Sunday, July 25, 2010

Theory, Historiography, and the Academic Job Market

Posted by Chris at 8/2/2006 11:08 AM ...

Jason Kuznicki at Positive Liberty recently wrote a three-part essay on the problems with academic history, history writing, and the state of the academic job market.  The items he addresses are sobering for those of use just really getting started in our academic careers.

The first thing Jason addresses is the relationship between theory and primary sources.  His argument here is that while theory has an important role in providing a framework of historical writing, it should play a back seat to a real understanding of a historical era or event.  The way to accomplish this is for historians to become intimately familiar with the primary sources of their historical period.  He provides a fairly insightful description of how this would work, so I urge you to read it.

I find this approach attractive for many reasons, not least my own weak preparation in the area of theory.  It is one thing that my graduate program at SHSU did not do well, and which I brought up in the "exit interview" I did with Dr. Olson after my oral comprehensive exam.  I thought we needed to spend more time formally on theory and on historiography, rather than picking it up.  As Jason describes it in his article, lack of a theoretical framework can lead to "history by the seat of the pants".  That's a tidy way of describing the flailing about that can happen without a framewoprk, although he sees the danger of falling into a trap of lazy thinking and unquestioning acceptance of the conventional wisdom.  I think he's correct in this assessment - a theoretical framework gives you a place to start asking questions from.  You just don't to get mired down in the assumptions of that framework.

In the second article of his series, Jason argues that historians should learn to address the multiple influences on decision-making, rather than looking for a single root-cause.  The reasoning here is obvious - while focusing on a single driving factor behind an argument or event makes things simpler for historians to research and present, none of us make significant decisions based on a single factor, and it is overly simplistic to expect that the people we study did so either.  In addition, evaluating the multiple factors that influence decisions leads to a richer (and more entertaining) understanding of history.  The challenge is writing well enough to ensure that this doesn't lead into a tangled mess.  This ties directly into Jason's argument in the first piece that historians need to sepnd much more time with the primary sources of their period.
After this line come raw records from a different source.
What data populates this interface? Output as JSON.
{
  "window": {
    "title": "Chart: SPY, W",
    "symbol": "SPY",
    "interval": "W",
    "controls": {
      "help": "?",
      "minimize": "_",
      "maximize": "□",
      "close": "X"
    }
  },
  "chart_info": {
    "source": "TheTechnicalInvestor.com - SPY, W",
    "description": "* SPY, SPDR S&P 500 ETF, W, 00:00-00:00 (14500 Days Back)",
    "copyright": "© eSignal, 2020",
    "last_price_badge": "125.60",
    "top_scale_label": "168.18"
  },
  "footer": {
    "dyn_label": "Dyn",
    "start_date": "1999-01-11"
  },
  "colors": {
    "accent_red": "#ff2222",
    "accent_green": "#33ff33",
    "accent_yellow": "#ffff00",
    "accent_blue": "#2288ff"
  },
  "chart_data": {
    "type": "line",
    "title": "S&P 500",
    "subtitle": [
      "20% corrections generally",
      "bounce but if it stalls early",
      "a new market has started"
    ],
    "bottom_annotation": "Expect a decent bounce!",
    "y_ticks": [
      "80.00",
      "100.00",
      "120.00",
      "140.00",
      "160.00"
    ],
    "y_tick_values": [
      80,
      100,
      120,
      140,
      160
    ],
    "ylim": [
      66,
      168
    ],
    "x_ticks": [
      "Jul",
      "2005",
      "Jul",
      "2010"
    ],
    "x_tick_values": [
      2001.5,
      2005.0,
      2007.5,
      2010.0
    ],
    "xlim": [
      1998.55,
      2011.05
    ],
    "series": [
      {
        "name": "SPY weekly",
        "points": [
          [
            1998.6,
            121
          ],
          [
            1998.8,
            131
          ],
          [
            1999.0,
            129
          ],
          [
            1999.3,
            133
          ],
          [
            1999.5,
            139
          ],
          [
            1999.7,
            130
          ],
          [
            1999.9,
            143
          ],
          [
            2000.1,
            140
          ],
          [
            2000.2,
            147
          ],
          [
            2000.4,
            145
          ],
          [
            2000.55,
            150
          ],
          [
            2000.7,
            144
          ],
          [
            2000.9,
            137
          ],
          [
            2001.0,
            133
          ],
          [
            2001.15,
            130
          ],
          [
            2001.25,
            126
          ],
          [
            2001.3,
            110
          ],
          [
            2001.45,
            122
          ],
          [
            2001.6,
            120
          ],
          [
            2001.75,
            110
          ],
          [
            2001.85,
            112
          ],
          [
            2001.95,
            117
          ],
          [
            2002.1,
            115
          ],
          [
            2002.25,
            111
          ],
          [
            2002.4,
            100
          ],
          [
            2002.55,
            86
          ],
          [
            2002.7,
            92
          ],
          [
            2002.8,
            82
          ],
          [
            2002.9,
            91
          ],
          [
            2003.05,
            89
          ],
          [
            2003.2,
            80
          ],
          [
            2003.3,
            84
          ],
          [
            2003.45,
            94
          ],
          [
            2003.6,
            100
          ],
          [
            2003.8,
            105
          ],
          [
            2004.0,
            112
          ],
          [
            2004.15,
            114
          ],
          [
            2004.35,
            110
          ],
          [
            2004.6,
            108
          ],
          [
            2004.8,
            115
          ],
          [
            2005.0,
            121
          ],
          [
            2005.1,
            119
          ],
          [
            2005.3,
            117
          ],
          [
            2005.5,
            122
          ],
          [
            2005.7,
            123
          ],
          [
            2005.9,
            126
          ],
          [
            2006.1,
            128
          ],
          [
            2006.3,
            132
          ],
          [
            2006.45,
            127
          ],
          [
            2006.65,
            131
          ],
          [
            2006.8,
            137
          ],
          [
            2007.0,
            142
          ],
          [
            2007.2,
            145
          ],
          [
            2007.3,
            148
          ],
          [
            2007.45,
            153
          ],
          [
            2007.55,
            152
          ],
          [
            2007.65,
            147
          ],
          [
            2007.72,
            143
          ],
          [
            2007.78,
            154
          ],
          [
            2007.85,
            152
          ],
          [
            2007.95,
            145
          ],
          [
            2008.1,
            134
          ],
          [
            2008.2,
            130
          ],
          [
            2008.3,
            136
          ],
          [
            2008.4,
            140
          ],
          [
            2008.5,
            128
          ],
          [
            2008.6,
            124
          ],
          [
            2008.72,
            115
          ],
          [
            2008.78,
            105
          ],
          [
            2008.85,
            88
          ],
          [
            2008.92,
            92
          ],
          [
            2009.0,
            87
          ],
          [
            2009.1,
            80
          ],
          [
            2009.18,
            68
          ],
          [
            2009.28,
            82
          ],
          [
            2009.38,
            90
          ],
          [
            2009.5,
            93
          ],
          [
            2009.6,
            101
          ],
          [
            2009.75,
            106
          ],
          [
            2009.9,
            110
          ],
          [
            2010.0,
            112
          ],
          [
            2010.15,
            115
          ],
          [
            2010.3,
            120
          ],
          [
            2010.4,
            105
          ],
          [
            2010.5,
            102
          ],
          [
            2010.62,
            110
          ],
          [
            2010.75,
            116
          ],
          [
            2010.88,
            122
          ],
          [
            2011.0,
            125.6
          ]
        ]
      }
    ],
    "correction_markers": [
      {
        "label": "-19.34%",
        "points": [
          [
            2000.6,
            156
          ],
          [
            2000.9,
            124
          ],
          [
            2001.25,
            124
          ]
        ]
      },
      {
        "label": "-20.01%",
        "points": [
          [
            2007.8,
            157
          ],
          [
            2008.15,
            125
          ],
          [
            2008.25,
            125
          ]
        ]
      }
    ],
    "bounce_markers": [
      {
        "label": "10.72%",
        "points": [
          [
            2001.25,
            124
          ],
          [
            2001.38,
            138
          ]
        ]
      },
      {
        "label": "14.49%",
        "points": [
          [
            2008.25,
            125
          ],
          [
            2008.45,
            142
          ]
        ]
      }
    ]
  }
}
A final installment provides us with a dismal outlook on the prospects of finding a permanent tenure-track position teaching history.  Why dismal?  The relatively low number of jobs available, the over-production of PhDs, a bias toward graduates of elite universities.  This makes the trek toward the PhD look particularly untenable for anyone who will not be one of the chosen few who attends an elite university (think Harvard, Chicago, Duke, Texas), or who does not have other sources of cash to live on. 

Jason's analysis of the job market is one that could cause depression and despair - it also probably spot-on for people who focus on items not compatible with the current academic vogue.  This applies to 17th Century French specialists like him, but also to the political/diplomatic/military folks like me.  I will definitely not be attending Ohio State, so unless I manage Duke or UNC-Chapel Hill, I will either change focuses or be relegated to the second or third tier of schools with a correspondingly diminshed hope of a tenure track position in History.

This is why I'm getting this pesky degree in Information Science.  Combined with the degrees in History, I can hope for a decent position in an Academic Library.  Teaching online and and writing articles may also help, but I get the feeling that everyone will be taking this path - only the blue-flame specials have a realistic hope of the tenure track.

This leads to another question: how many online teaching gigs can you realistically handle at once?  Can they be balanced with some in-class instruction?